Sí, hoy “hueles a tragedia tierra mía, y sin embargo, ríes demasiado”, en medio de las noticias de los Duartes, Odebrecht, las casas blancas y la cruel guerra derivada de la inseguridad, hoy los mexicanos hacen memes y caricaturas para reír, no sé si sea su medida de evasión, ese mecanismo que les aparta de la sangrienta y corrupta realidad nacional, escenarios de guerra embravecidos donde las balaceras son la nota diaria; sin embargo, otros ríen como medida de negación, principalmente los funcionarios encargados de las áreas de seguridad, pues prefieren imaginar, y lo más aberrante, decir, que ten México las cosas van bien.

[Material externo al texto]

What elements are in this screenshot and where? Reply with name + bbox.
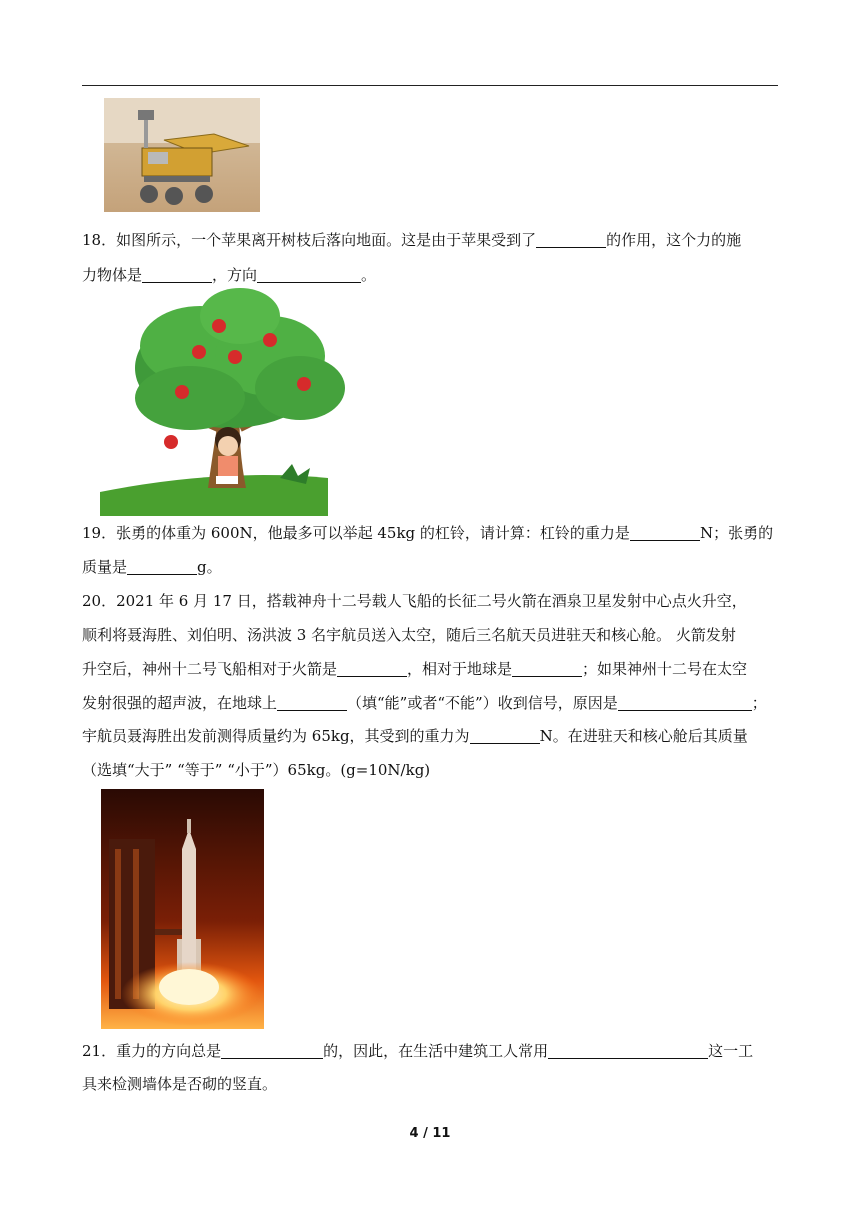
q18-text-2a: 力物体是 (82, 266, 143, 284)
q20-text-3b: ，相对于地球是 (407, 660, 513, 678)
q21-blank-tool[interactable] (548, 1043, 708, 1059)
q21-text-2: 具来检测墙体是否砌的竖直。 (82, 1075, 278, 1093)
q20-text-4a: 发射很强的超声波，在地球上 (82, 694, 278, 712)
rover-image (104, 98, 260, 212)
q20-line-4 (82, 693, 778, 713)
header-rule (82, 85, 778, 86)
q20-line-2 (82, 625, 778, 645)
q20-blank-gravity[interactable] (470, 728, 540, 744)
q21-text-1b: 的，因此，在生活中建筑工人常用 (323, 1042, 549, 1060)
q19-text-2b: g。 (197, 558, 222, 576)
q18-line-2 (82, 265, 778, 285)
q19-line-2 (82, 557, 778, 577)
q20-text-4c: ； (751, 694, 767, 712)
q19-text-2a: 质量是 (82, 558, 128, 576)
q21-text-1c: 这一工 (708, 1042, 754, 1060)
q20-text-4b: （填“能”或者“不能”）收到信号，原因是 (347, 694, 618, 712)
q18-text-2c: 。 (361, 266, 377, 284)
q21-line-2 (82, 1074, 778, 1094)
q18-line-1 (82, 230, 778, 250)
q20-blank-reason[interactable] (618, 695, 752, 711)
q18-text-1a: 18．如图所示，一个苹果离开树枝后落向地面。这是由于苹果受到了 (82, 231, 537, 249)
q19-blank-weight[interactable] (630, 525, 700, 541)
q18-text-1b: 的作用，这个力的施 (606, 231, 742, 249)
q18-blank-object[interactable] (142, 267, 212, 283)
q21-line-1 (82, 1041, 778, 1061)
q20-text-5b: N。在进驻天和核心舱后其质量 (539, 727, 748, 745)
q18-blank-force[interactable] (536, 232, 606, 248)
rocket-launch-image (101, 789, 264, 1029)
q20-line-3 (82, 659, 778, 679)
q20-text-5a: 宇航员聂海胜出发前测得质量约为 65kg，其受到的重力为 (82, 727, 470, 745)
q20-text-3a: 升空后，神州十二号飞船相对于火箭是 (82, 660, 338, 678)
q18-text-2b: ，方向 (212, 266, 258, 284)
apple-tree-image (100, 288, 350, 516)
q19-line-1 (82, 523, 778, 543)
q20-text-6: （选填“大于” “等于” “小于”）65kg。(g=10N/kg) (82, 761, 431, 779)
q21-text-1a: 21．重力的方向总是 (82, 1042, 222, 1060)
q20-line-6 (82, 760, 778, 780)
q20-line-1 (82, 591, 778, 611)
q20-text-1: 20．2021 年 6 月 17 日，搭载神舟十二号载人飞船的长征二号火箭在酒泉卫星发射中心点火升空， (82, 592, 747, 610)
q18-blank-direction[interactable] (257, 267, 361, 283)
q20-blank-relative-earth[interactable] (512, 661, 582, 677)
q19-blank-mass[interactable] (127, 559, 197, 575)
q20-blank-receive[interactable] (277, 695, 347, 711)
page-number: 4 / 11 (409, 1126, 451, 1141)
q21-blank-direction[interactable] (221, 1043, 323, 1059)
q20-line-5 (82, 726, 778, 746)
q20-blank-relative-rocket[interactable] (337, 661, 407, 677)
q19-text-1a: 19．张勇的体重为 600N，他最多可以举起 45kg 的杠铃，请计算：杠铃的重力是 (82, 524, 630, 542)
q20-text-2: 顺利将聂海胜、刘伯明、汤洪波 3 名宇航员送入太空，随后三名航天员进驻天和核心舱。 火箭发射 (82, 626, 736, 644)
q19-text-1b: N；张勇的 (699, 524, 774, 542)
q20-text-3c: ；如果神州十二号在太空 (582, 660, 748, 678)
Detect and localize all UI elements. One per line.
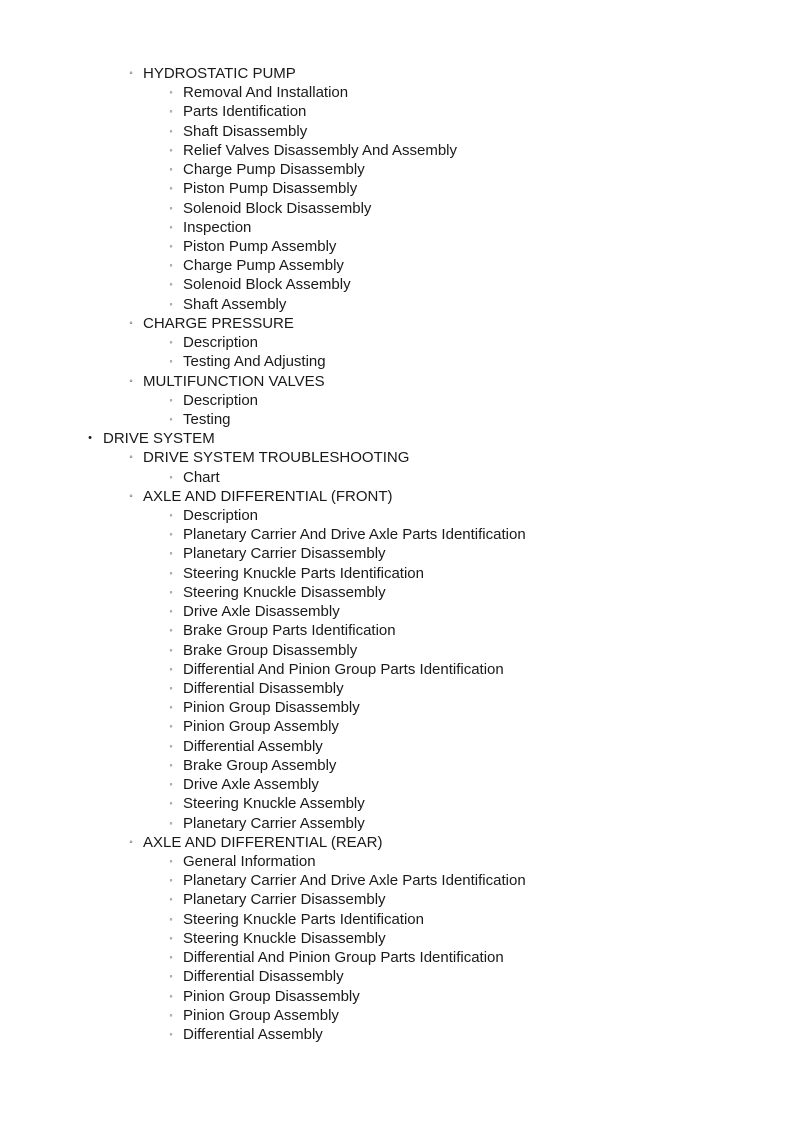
toc-section [0,429,794,448]
toc-entry [0,160,794,179]
toc-entry [0,717,794,736]
bullet-disc-icon: • [88,432,92,445]
bullet-circle-icon: ◦ [129,375,133,387]
toc-entry [0,83,794,102]
toc-entry-label: Testing [183,410,231,428]
toc-entry [0,179,794,198]
toc-entry [0,391,794,410]
toc-entry-label: Pinion Group Assembly [183,1006,339,1024]
bullet-circle-icon: ◦ [169,529,173,540]
bullet-circle-icon: ◦ [169,606,173,617]
bullet-circle-icon: ◦ [169,471,173,482]
bullet-circle-icon: ◦ [169,202,173,213]
bullet-circle-icon: ◦ [169,586,173,597]
bullet-circle-icon: ◦ [169,932,173,943]
bullet-circle-icon: ◦ [169,164,173,175]
toc-entry [0,814,794,833]
toc-entry [0,468,794,487]
bullet-circle-icon: ◦ [169,106,173,117]
toc-entry [0,679,794,698]
bullet-circle-icon: ◦ [169,779,173,790]
toc-entry [0,564,794,583]
bullet-circle-icon: ◦ [169,567,173,578]
toc-entry [0,929,794,948]
toc-entry-label: Steering Knuckle Assembly [183,795,365,813]
bullet-circle-icon: ◦ [129,452,133,464]
toc-entry [0,794,794,813]
toc-entry-label: General Information [183,852,316,870]
bullet-circle-icon: ◦ [169,183,173,194]
toc-entry-label: Solenoid Block Disassembly [183,199,372,217]
toc-entry-label: Pinion Group Assembly [183,718,339,736]
toc-entry-label: Shaft Assembly [183,295,287,313]
toc-entry [0,756,794,775]
bullet-circle-icon: ◦ [169,875,173,886]
toc-entry [0,852,794,871]
toc-entry-label: Piston Pump Disassembly [183,180,358,198]
toc-entry [0,199,794,218]
toc-entry [0,890,794,909]
toc-chapter [0,448,794,467]
toc-entry [0,1025,794,1044]
toc-entry [0,102,794,121]
toc-entry-label: Description [183,507,259,525]
toc-entry-label: Description [183,334,259,352]
toc-chapter [0,372,794,391]
bullet-circle-icon: ◦ [169,510,173,521]
bullet-circle-icon: ◦ [129,490,133,502]
toc-entry [0,602,794,621]
toc-entry-label: Planetary Carrier And Drive Axle Parts Identification [183,526,526,544]
bullet-circle-icon: ◦ [169,125,173,136]
toc-entry [0,506,794,525]
toc-entry-label: Differential Assembly [183,1025,323,1043]
bullet-circle-icon: ◦ [169,260,173,271]
toc-entry-label: HYDROSTATIC PUMP [143,65,296,82]
toc-entry [0,275,794,294]
toc-entry [0,948,794,967]
bullet-circle-icon: ◦ [169,1009,173,1020]
toc-entry [0,141,794,160]
bullet-circle-icon: ◦ [169,683,173,693]
toc-entry-label: Brake Group Parts Identification [183,622,396,640]
toc-entry-label: Relief Valves Disassembly And Assembly [183,141,457,159]
toc-entry-label: Planetary Carrier Assembly [183,814,365,832]
table-of-contents [0,64,794,1044]
bullet-circle-icon: ◦ [169,356,173,367]
toc-entry [0,641,794,660]
toc-entry [0,352,794,371]
toc-entry-label: Drive Axle Assembly [183,776,319,794]
toc-chapter [0,314,794,333]
bullet-circle-icon: ◦ [169,990,173,1001]
toc-entry-label: Testing And Adjusting [183,353,326,371]
toc-chapter [0,487,794,506]
toc-entry-label: Steering Knuckle Disassembly [183,929,386,947]
bullet-circle-icon: ◦ [169,337,173,348]
bullet-circle-icon: ◦ [169,913,173,924]
toc-entry [0,295,794,314]
toc-entry-label: Planetary Carrier And Drive Axle Parts Identification [183,872,526,890]
toc-entry-label: Solenoid Block Assembly [183,276,351,294]
bullet-circle-icon: ◦ [169,394,173,405]
toc-entry-label: AXLE AND DIFFERENTIAL (REAR) [143,833,383,851]
toc-entry-label: Differential Assembly [183,737,323,755]
bullet-circle-icon: ◦ [169,413,173,424]
toc-entry-label: DRIVE SYSTEM [103,430,215,448]
bullet-circle-icon: ◦ [169,855,173,866]
toc-entry-label: Drive Axle Disassembly [183,603,340,621]
toc-entry-label: Removal And Installation [183,84,349,102]
toc-entry-label: Brake Group Assembly [183,756,337,774]
bullet-circle-icon: ◦ [169,144,173,155]
bullet-circle-icon: ◦ [169,952,173,963]
toc-entry-label: Description [183,391,259,409]
toc-entry-label: Piston Pump Assembly [183,237,337,255]
toc-entry [0,737,794,756]
toc-entry-label: MULTIFUNCTION VALVES [143,372,325,390]
toc-entry [0,910,794,929]
toc-entry-label: Parts Identification [183,103,307,121]
toc-entry [0,333,794,352]
toc-entry [0,544,794,563]
toc-entry-label: Differential Disassembly [183,968,344,986]
bullet-circle-icon: ◦ [169,548,173,559]
toc-entry-label: Shaft Disassembly [183,122,308,140]
bullet-circle-icon: ◦ [169,298,173,309]
toc-chapter [0,64,794,83]
toc-entry-label: Differential And Pinion Group Parts Identification [183,949,504,967]
toc-entry [0,621,794,640]
bullet-circle-icon: ◦ [169,221,173,232]
toc-entry-label: AXLE AND DIFFERENTIAL (FRONT) [143,487,393,505]
toc-entry [0,660,794,679]
toc-entry [0,218,794,237]
bullet-circle-icon: ◦ [169,740,173,751]
bullet-circle-icon: ◦ [169,702,173,713]
toc-entry-label: Brake Group Disassembly [183,641,358,659]
bullet-circle-icon: ◦ [169,663,173,674]
toc-entry-label: DRIVE SYSTEM TROUBLESHOOTING [143,449,410,467]
toc-entry-label: Planetary Carrier Disassembly [183,891,386,909]
toc-entry-label: Pinion Group Disassembly [183,699,360,717]
bullet-circle-icon: ◦ [169,759,173,770]
toc-entry-label: Differential And Pinion Group Parts Identification [183,660,504,678]
toc-entry [0,871,794,890]
toc-entry-label: Charge Pump Disassembly [183,161,365,179]
toc-entry [0,698,794,717]
toc-entry-label: CHARGE PRESSURE [143,314,294,332]
toc-entry-label: Inspection [183,218,252,236]
bullet-circle-icon: ◦ [129,317,133,329]
toc-entry [0,256,794,275]
toc-entry-label: Pinion Group Disassembly [183,987,360,1005]
toc-entry [0,237,794,256]
toc-entry [0,122,794,141]
toc-entry-label: Steering Knuckle Parts Identification [183,910,424,928]
toc-entry-label: Steering Knuckle Disassembly [183,583,386,601]
toc-entry-label: Charge Pump Assembly [183,257,344,275]
bullet-circle-icon: ◦ [169,721,173,732]
bullet-circle-icon: ◦ [169,644,173,655]
toc-entry-label: Planetary Carrier Disassembly [183,545,386,563]
bullet-circle-icon: ◦ [169,1028,173,1039]
toc-entry [0,410,794,429]
toc-entry-label: Chart [183,468,220,486]
bullet-circle-icon: ◦ [129,836,133,848]
toc-entry [0,775,794,794]
bullet-circle-icon: ◦ [169,971,173,982]
toc-chapter [0,833,794,852]
bullet-circle-icon: ◦ [169,798,173,809]
toc-entry-label: Differential Disassembly [183,680,344,697]
bullet-circle-icon: ◦ [169,625,173,636]
bullet-circle-icon: ◦ [169,894,173,905]
bullet-circle-icon: ◦ [169,817,173,828]
toc-entry-label: Steering Knuckle Parts Identification [183,564,424,582]
bullet-circle-icon: ◦ [129,68,133,79]
toc-entry [0,987,794,1006]
bullet-circle-icon: ◦ [169,279,173,290]
bullet-circle-icon: ◦ [169,87,173,98]
toc-entry [0,525,794,544]
toc-entry [0,967,794,986]
toc-entry [0,583,794,602]
bullet-circle-icon: ◦ [169,240,173,251]
toc-entry [0,1006,794,1025]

El gobierno federal entrante, debe corregir el estilo de comunicar de la presente administración, la gente no es tonta, se entera de todo ya que la información sobresatura la redes sociales, es preciso que la nueva estrategia de comunicación sea sólida y directa, no todos los aspirantes a un cargo público deben hablar de un mismo tema pues tergiversan la idea central y ponen en riesgo el nuevo proyecto de nación.

La tarea de comunicar es delicada, México no es territorio fértil para la improvisación, la gente está dolida por la inacción y la corrupción de sus gobernantes, todo lo que se diga deberá sostenerse con hechos, recordando a Octavio Paz en “El laberinto de la soledad” que señalaba que “el pueblo mexicano celebra su revolución en medio de las balas y el mitote”, sin embargo, el nuevo Mexico trae más balas que mitote, y guardará la risa para otro momento ¿acaso porque sabe que la risa es la envoltura de un dolor callado?